Logging continued without restriction as the pulp mill industry slipped into high gear during the 1880s. Clear cuts became the norm because pulp mills could use trees of all sizes. The fires that followed the woodsmen left behind a blackened, gnarled landscape. 1886 was a watershed year: more than 12,000 acres were burned in the Zealand Valley. On July 7, 1886, Marian Pychowska was hiking just off the Davis Path when she noticed a fire. “Earlier in the day we had noticed the smoke that rose from behind Mount Franklin.

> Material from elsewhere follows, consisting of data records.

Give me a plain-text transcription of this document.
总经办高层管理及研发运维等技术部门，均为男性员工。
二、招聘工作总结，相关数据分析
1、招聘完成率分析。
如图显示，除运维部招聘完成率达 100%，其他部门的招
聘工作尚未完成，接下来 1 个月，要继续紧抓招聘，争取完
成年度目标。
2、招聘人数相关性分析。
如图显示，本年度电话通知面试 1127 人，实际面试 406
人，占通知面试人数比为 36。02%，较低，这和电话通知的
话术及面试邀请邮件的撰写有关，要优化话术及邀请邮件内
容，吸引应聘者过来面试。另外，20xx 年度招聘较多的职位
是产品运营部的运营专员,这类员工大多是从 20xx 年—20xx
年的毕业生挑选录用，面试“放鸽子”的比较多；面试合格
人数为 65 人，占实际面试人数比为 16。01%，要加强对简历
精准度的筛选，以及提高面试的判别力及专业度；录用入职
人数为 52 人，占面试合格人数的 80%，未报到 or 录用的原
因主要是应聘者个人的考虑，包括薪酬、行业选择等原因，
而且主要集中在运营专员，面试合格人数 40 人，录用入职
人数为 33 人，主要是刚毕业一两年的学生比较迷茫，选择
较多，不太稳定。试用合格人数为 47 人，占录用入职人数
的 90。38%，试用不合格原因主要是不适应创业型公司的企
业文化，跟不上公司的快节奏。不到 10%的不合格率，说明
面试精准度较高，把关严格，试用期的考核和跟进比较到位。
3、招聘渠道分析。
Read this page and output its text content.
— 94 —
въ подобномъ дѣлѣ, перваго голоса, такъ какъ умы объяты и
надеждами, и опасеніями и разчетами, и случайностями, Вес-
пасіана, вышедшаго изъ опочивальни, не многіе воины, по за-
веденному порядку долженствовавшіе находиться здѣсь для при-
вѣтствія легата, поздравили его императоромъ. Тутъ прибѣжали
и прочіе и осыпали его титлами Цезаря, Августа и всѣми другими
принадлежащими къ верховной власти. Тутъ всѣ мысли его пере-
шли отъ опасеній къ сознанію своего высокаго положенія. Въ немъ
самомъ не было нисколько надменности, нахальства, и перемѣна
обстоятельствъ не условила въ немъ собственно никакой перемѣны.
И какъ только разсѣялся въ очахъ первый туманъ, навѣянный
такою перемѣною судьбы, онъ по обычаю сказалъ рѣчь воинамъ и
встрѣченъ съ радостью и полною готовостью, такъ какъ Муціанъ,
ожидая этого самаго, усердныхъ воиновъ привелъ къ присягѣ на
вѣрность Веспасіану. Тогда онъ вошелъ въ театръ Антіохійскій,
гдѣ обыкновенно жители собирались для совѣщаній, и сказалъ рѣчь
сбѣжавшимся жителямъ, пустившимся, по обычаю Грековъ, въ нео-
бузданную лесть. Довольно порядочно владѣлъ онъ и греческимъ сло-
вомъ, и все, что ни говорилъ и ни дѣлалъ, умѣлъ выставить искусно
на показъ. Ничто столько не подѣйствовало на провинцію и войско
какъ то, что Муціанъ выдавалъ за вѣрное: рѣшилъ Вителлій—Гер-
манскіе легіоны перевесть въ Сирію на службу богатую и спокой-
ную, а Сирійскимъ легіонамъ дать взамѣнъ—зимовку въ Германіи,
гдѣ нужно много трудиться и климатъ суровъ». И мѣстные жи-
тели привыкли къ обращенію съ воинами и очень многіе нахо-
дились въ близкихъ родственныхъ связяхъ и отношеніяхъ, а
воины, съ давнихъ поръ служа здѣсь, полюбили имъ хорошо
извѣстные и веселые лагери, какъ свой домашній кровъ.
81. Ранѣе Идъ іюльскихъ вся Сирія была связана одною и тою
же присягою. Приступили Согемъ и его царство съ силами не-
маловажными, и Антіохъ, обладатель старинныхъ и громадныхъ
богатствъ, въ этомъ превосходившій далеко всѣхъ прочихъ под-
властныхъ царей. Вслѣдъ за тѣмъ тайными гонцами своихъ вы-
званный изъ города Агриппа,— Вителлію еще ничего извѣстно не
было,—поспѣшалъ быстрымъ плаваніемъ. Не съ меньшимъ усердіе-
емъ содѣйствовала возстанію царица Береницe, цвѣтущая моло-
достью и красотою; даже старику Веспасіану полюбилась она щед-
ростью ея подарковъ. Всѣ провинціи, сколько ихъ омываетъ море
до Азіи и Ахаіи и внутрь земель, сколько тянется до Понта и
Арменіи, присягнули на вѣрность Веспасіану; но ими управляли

Now it had filled Crawford Notch and drifted way round to Conway, while great yellow-brown volumes rolled up from the increasing fire, making the southern landscape all lurid.” The fire was still raging on July 16 when George N. Cross recorded in his diary:
All day great volumes of smoke have been rolling up from a mighty forest fire on the other side of the Carters in the great wilderness. Tonight there is a lurid light above the treetops. Only rain will extinguish this fire.
The smell of smoke reached the state capital and ashes covered the drying laundry in Manchester. After the 1886 fires, “public opinion moved slowly toward a conservationist view, not only among summer visitors but [also] within the state.” During the 1890s, there were up to 800 fires a year. All concerned with the long-term vitality of the White Mountains called for change.